Of course, as brazen as they are, they reckoned without the likes of Karina and her colleagues, who aren’t fooled by all this defensive, dismissive talk of a “changed morality” in Germany. It’s a bald-faced lie that all German women support prostitution, seeing it as an “escape valve” for “dangerous impulses” that would otherwise lead to rape. Rape is still happening, and in fact is more rampant than ever; unprostituted women are now afraid to walk through red-light districts because drunken brothel patrons often accost them on the street! (Normalization creates demand, remember?)

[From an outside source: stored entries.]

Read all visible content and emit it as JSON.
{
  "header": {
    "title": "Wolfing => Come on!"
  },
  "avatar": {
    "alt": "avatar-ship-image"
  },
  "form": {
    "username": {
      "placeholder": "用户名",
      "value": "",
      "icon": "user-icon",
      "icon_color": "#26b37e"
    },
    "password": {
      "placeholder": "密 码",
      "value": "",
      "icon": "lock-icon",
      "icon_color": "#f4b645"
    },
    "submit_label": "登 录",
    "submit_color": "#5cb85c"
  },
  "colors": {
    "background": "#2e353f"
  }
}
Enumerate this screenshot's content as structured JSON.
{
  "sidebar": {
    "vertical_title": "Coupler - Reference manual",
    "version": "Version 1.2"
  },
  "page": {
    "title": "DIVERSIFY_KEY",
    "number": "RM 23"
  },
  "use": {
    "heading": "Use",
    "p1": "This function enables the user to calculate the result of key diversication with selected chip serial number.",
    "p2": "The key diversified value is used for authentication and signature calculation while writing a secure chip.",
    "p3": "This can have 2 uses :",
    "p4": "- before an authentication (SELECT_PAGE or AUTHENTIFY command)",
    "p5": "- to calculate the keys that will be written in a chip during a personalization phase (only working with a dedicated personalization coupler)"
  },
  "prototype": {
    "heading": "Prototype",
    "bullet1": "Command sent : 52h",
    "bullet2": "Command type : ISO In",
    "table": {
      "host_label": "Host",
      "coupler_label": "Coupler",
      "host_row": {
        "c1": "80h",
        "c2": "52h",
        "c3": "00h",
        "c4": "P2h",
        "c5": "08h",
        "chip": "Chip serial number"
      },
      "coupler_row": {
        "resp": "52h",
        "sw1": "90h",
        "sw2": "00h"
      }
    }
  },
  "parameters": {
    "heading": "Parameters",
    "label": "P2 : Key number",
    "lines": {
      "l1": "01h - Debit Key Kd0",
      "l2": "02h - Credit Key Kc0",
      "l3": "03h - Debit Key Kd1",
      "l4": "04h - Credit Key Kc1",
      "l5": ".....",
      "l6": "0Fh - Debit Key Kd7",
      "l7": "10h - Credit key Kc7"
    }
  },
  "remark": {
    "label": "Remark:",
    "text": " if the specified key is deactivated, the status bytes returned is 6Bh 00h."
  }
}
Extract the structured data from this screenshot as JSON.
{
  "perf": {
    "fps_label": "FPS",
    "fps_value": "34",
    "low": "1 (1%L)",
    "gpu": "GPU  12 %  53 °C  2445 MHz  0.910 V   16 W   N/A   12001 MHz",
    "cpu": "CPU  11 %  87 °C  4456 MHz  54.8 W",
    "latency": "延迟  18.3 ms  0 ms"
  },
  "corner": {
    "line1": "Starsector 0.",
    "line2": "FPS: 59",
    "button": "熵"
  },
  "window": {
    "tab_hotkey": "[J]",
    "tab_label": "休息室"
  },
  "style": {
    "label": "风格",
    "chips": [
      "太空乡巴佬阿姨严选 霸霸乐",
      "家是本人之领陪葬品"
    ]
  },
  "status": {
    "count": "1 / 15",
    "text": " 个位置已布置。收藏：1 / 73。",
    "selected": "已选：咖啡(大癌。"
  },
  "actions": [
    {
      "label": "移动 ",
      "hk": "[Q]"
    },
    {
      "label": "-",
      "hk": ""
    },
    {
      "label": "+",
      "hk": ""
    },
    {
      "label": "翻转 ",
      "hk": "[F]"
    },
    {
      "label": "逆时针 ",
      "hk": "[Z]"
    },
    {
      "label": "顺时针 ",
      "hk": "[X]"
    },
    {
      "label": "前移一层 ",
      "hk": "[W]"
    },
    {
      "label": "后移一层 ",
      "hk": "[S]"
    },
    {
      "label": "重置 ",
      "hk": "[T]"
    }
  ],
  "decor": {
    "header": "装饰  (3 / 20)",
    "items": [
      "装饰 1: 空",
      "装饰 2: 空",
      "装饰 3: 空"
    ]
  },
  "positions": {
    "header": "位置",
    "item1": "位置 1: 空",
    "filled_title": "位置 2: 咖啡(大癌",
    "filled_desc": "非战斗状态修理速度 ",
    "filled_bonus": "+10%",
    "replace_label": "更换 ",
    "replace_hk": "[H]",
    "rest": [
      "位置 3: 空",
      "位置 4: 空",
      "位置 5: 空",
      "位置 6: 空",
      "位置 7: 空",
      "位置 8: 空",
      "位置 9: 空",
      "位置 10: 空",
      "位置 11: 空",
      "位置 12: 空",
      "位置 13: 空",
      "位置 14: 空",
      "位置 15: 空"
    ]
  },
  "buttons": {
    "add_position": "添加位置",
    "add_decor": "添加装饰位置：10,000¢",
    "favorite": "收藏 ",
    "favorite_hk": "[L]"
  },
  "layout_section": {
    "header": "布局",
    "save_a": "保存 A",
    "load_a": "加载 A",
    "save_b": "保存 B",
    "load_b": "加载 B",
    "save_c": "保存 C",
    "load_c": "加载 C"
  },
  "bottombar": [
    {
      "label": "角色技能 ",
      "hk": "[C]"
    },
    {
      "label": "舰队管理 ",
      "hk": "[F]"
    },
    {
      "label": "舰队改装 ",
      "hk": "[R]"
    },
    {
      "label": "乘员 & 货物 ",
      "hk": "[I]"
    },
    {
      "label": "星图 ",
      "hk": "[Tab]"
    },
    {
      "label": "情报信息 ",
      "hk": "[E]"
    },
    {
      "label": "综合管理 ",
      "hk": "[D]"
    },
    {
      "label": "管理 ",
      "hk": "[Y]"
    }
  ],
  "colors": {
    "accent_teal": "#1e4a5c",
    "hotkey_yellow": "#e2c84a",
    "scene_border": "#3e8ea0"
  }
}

It’s also a lie that the country is better and happier since prostitution was legalized in 2001. It might be richer in some small parts, thanks to horny foreigners on sex tours, but that’s not an improvement! The wealth is not trickling down. Most prostitutes are desperately poor when they enter, and no better off when they exit. Women are still being assaulted, abused and murdered, and many of them are in prostitution when it happens. The closed doors of the brothel conceal a multitude of crimes against humanity. And the spillover from that reaches onto the streets, too…where prostitution hasn’t exactly abated, either.
These activists, however, know their local laws and are disgusted with the blatant abuses going on under their noses. And they will not stop opposing the pimps’ efforts to turn a profit at everyone else’s expense. Even those with no children to worry about can figure out for themselves what it must feel like to someone who was sexually abused at an early age to see acts similar to those committed against her being “legally” advertised for sale…on a billboard, a wall, or a city bus. To such individuals, the city authorities’ reluctance to step in and stop it must feel like a whole fresh round of abuse.